Sual: (Falanca marka kolanın geliri, İslam düşmanı gayrimüslim bir ülkeye gittiği için o kolaya haram fetvası verdik) deniyor. Gayrimüslimlerin hepsi İslamiyet’in düşmanıdır. O zaman hiçbir gayrimüslimin malını almamak mı gerekiyor?
CEVAP
Fetva dedikleri görüş, birkaç yönden yanlıştır:
1- O fetva değil bir görüştür. Şahsi düşüncedir. Günümüzde fetva verecek ehil kimseler yoktur. Sadece verilmiş fetvaları nakledenler vardır. İbni Abidin, dördüncü cilt, üç yüz birinci sahifede, kadılık bahsinde buyuruyor ki:
Fâsık müftünün verdiği fetvalara güvenilmez, çünkü fetva vermek, din işlerindendir. Din işlerinde fâsıkın sözü kabul edilmez. Diğer üç mezhepte de böyledir. Böyle müftülere bir şey sormak caiz değildir. Müftünün Müslüman olması ve akıllı olması da, sözbirliği ile şarttır. Müftü, imam-ı a’zam Ebu Hanife’nin sözüne uygun olarak fetva verir. Aradığını onun sözlerinde açıkça bulamazsa, İmam-ı Ebu Yusuf’un sözünü alır. Onun sözlerinde bulamazsa, İmam-ı Muhammed Şeybani’nin sözünü alır. Ondan sonra İmam-ı Züfer’in, daha sonra Hasan bin Ziyad’ın sözünü alır. Müctehid-i fil-mezhep âlimlerinden Eshab-ı tercih olan müftüler, ictihadlar arasında delilleri kuvvetli olanları seçerler. Müctehid olmayanlar, bunların tercih etmiş oldukları söze uyar. Böyle yapmayan müftülerin sözü kabul edilmez. Demek ki, tercih ehlinin seçmemiş olduğu şeylerde, İmam-ı a'zamın sözünü almak lazımdır. Müftünün müctehid-i fil-mezhep olması lazımdır. Böyle olmayana müftü denilemez, nâkıl, fetvayı iletici denir. Nâkıller fetvaları, meşhur fıkıh kitaplarından alır. (S. Ebediyye)
Behcet-ül-fetâvâ gibi kıymetli kitaplar bile, fetva kitapları değil, fetvaları nakleden, ulaştıran kitaplardır.

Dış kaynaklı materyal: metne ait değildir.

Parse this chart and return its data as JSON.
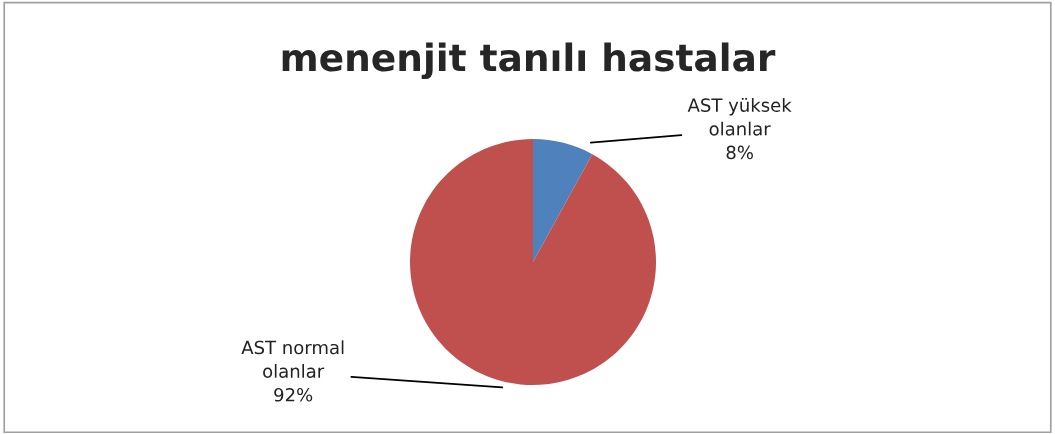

Bunları yazanlar müftü değil, birer nâkıl ve toplayıcıdır. Fetva verenin, yani müftünün müctehid olması lâzımdır. Bir kimse fetva verdim diyorsa, müctehid olduğunu iddia ediyor demektir. Yusuf Nebhani hazretleri, (Bugün müctehidlik taslayanın, aklı veya dini noksandır) buyurmuştur. Aklı veya dini noksan olanın da fetva dediği görüşüne itibar edilmez.
2- Gayrimüslim demek müslüman olmayan demektir. Bunlar elbette İslâmiyet'e düşman olur. Bunlarla alış veriş yapılmaz mı? Peygamber efendimiz ve Eshab-ı kiram, her çeşit alış veriş yapmışlardır.
3- Esas İslâmiyet'e düşman olan mürtetlerdir. Din düşmanı yerli mürtetlerle alış verişi normal görüp de Ehl-i kitap olan gayrimüslimlerle alış verişi caiz görmemek çok yanlıştır. Müslüman şirketlerin mallarını yeşil sermayeye paramız gitmesin diye almayan mürtetleri, gayrimüslimden hafif görmek çok tuhaftır. Bu yanlış görüşe fetva demek de, daha tuhaftır.